Thursday, May 27, 2010

The Art of the Apology

Knowing how and when to apologise is quite an art in Japan. Of course there are different levels of apology depending on what has happened and who is involved. The sight of a company president bowing low to the ground with his fellow directors is not all that unusual when some scandal or other wrongdoing has been committed by someone in the company. Yet, even in the midst of daily life, there is much bowing and exchanging of set phrases which are unconnected to any grave misdemeanour. If you have been a bother to someone, or caused them trouble, or been an inconvenience, then it would be appropriate to express your apology. Often there are exchanges of apology over what might seem quite trivial matters. An apology is not necessarily anything to do with who is right and who is wrong. This is a culture that values harmony and the right words expressed in the right way at the right time can put the relationship on even keel again.
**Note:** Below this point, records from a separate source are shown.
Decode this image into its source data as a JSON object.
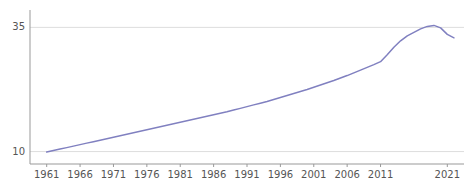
{
  "chart_data": {
    "type": "line",
    "x": [
      1961,
      1962,
      1963,
      1964,
      1965,
      1966,
      1967,
      1968,
      1969,
      1970,
      1971,
      1972,
      1973,
      1974,
      1975,
      1976,
      1977,
      1978,
      1979,
      1980,
      1981,
      1982,
      1983,
      1984,
      1985,
      1986,
      1987,
      1988,
      1989,
      1990,
      1991,
      1992,
      1993,
      1994,
      1995,
      1996,
      1997,
      1998,
      1999,
      2000,
      2001,
      2002,
      2003,
      2004,
      2005,
      2006,
      2007,
      2008,
      2009,
      2010,
      2011,
      2012,
      2013,
      2014,
      2015,
      2016,
      2017,
      2018,
      2019,
      2020,
      2021,
      2022
    ],
    "values": [
      9.9,
      10.2,
      10.5,
      10.8,
      11.1,
      11.4,
      11.7,
      12.0,
      12.3,
      12.6,
      12.9,
      13.2,
      13.5,
      13.8,
      14.1,
      14.4,
      14.7,
      15.0,
      15.3,
      15.6,
      15.9,
      16.2,
      16.5,
      16.8,
      17.1,
      17.4,
      17.7,
      18.0,
      18.35,
      18.7,
      19.05,
      19.4,
      19.75,
      20.1,
      20.5,
      20.9,
      21.3,
      21.7,
      22.1,
      22.5,
      22.95,
      23.4,
      23.85,
      24.3,
      24.8,
      25.3,
      25.85,
      26.4,
      26.95,
      27.5,
      28.1,
      29.5,
      31.0,
      32.3,
      33.3,
      34.0,
      34.7,
      35.2,
      35.4,
      34.9,
      33.6,
      32.9
    ],
    "color": "#8080c0",
    "xlim": [
      1958.5,
      2023.5
    ],
    "ylim": [
      7.5,
      38.5
    ],
    "xticks": [
      1961,
      1966,
      1971,
      1976,
      1981,
      1986,
      1991,
      1996,
      2001,
      2006,
      2011,
      2021
    ],
    "yticks": [
      10,
      35
    ],
    "grid": true
  }
}
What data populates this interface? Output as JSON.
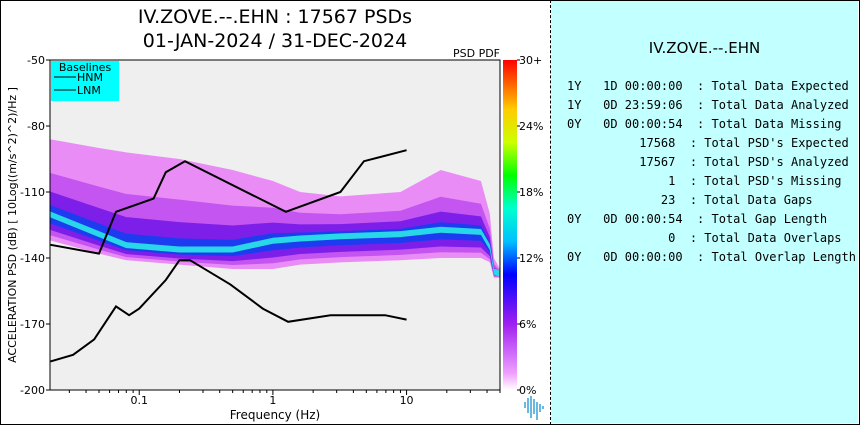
{
  "header": {
    "title_line1": "IV.ZOVE.--.EHN : 17567 PSDs",
    "title_line2": "01-JAN-2024 / 31-DEC-2024"
  },
  "chart_data": {
    "type": "heatmap",
    "subtitle": "PSD PDF",
    "xlabel": "Frequency (Hz)",
    "ylabel": "ACCELERATION PSD (dB) [ 10Log((m/s^2)^2)/Hz ]",
    "xscale": "log",
    "xlim": [
      0.0215,
      50
    ],
    "ylim": [
      -200,
      -50
    ],
    "xticks": [
      {
        "v": 0.1,
        "label": "0.1"
      },
      {
        "v": 1,
        "label": "1"
      },
      {
        "v": 10,
        "label": "10"
      }
    ],
    "yticks": [
      -50,
      -80,
      -110,
      -140,
      -170,
      -200
    ],
    "colorbar": {
      "labels": [
        "0%",
        "6%",
        "12%",
        "18%",
        "24%",
        "30+"
      ],
      "range": [
        0,
        30
      ]
    },
    "legend": {
      "title": "Baselines",
      "entries": [
        "HNM",
        "LNM"
      ],
      "placement": "top-left"
    },
    "series": [
      {
        "name": "HNM",
        "x": [
          0.0217,
          0.05,
          0.067,
          0.128,
          0.158,
          0.22,
          1.25,
          3.2,
          4.8,
          10
        ],
        "y": [
          -134,
          -138,
          -119,
          -113,
          -101,
          -96,
          -119,
          -110,
          -96,
          -91
        ]
      },
      {
        "name": "LNM",
        "x": [
          0.0217,
          0.032,
          0.046,
          0.067,
          0.084,
          0.1,
          0.158,
          0.2,
          0.24,
          0.48,
          0.84,
          1.3,
          2.7,
          6.9,
          10
        ],
        "y": [
          -187,
          -184,
          -177,
          -162,
          -166,
          -163,
          -150,
          -141,
          -141,
          -152,
          -163,
          -169,
          -166,
          -166,
          -168
        ]
      }
    ],
    "pdf_profile": {
      "x": [
        0.0215,
        0.05,
        0.08,
        0.2,
        0.5,
        1,
        1.6,
        3.2,
        9,
        18,
        36,
        42,
        45,
        50
      ],
      "mode": [
        -120,
        -129,
        -134,
        -136,
        -136,
        -132,
        -131,
        -130,
        -129,
        -127,
        -128,
        -135,
        -146,
        -147
      ],
      "upper": [
        -86,
        -90,
        -92,
        -95,
        -100,
        -105,
        -110,
        -112,
        -110,
        -100,
        -105,
        -120,
        -140,
        -145
      ],
      "lower": [
        -132,
        -138,
        -141,
        -143,
        -145,
        -145,
        -143,
        -142,
        -141,
        -140,
        -140,
        -142,
        -149,
        -149
      ]
    }
  },
  "stats": {
    "title": "IV.ZOVE.--.EHN",
    "rows": [
      "1Y   1D 00:00:00  : Total Data Expected",
      "1Y   0D 23:59:06  : Total Data Analyzed",
      "0Y   0D 00:00:54  : Total Data Missing",
      "          17568  : Total PSD's Expected",
      "          17567  : Total PSD's Analyzed",
      "              1  : Total PSD's Missing",
      "             23  : Total Data Gaps",
      "0Y   0D 00:00:54  : Total Gap Length",
      "              0  : Total Data Overlaps",
      "0Y   0D 00:00:00  : Total Overlap Length"
    ]
  }
}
Just last night another mother bringing back Calum from a football match bumped her car just as she was dropping Calum off. There were no injuries and little damage to either car but the police were called and the two drivers went about the business of sorting things out, with much bowing and exchange of apologies. David went out too as one of our children had been in the car and was able to apologise for Calum having been in the car. Later there were exchanges of texts and a phone call from the other mother with a mutual exchange of apologetic language. Getting all of that right in this culture is so hard. We usually find it is better to err on the side of caution and just apologise anyway. We're always learning.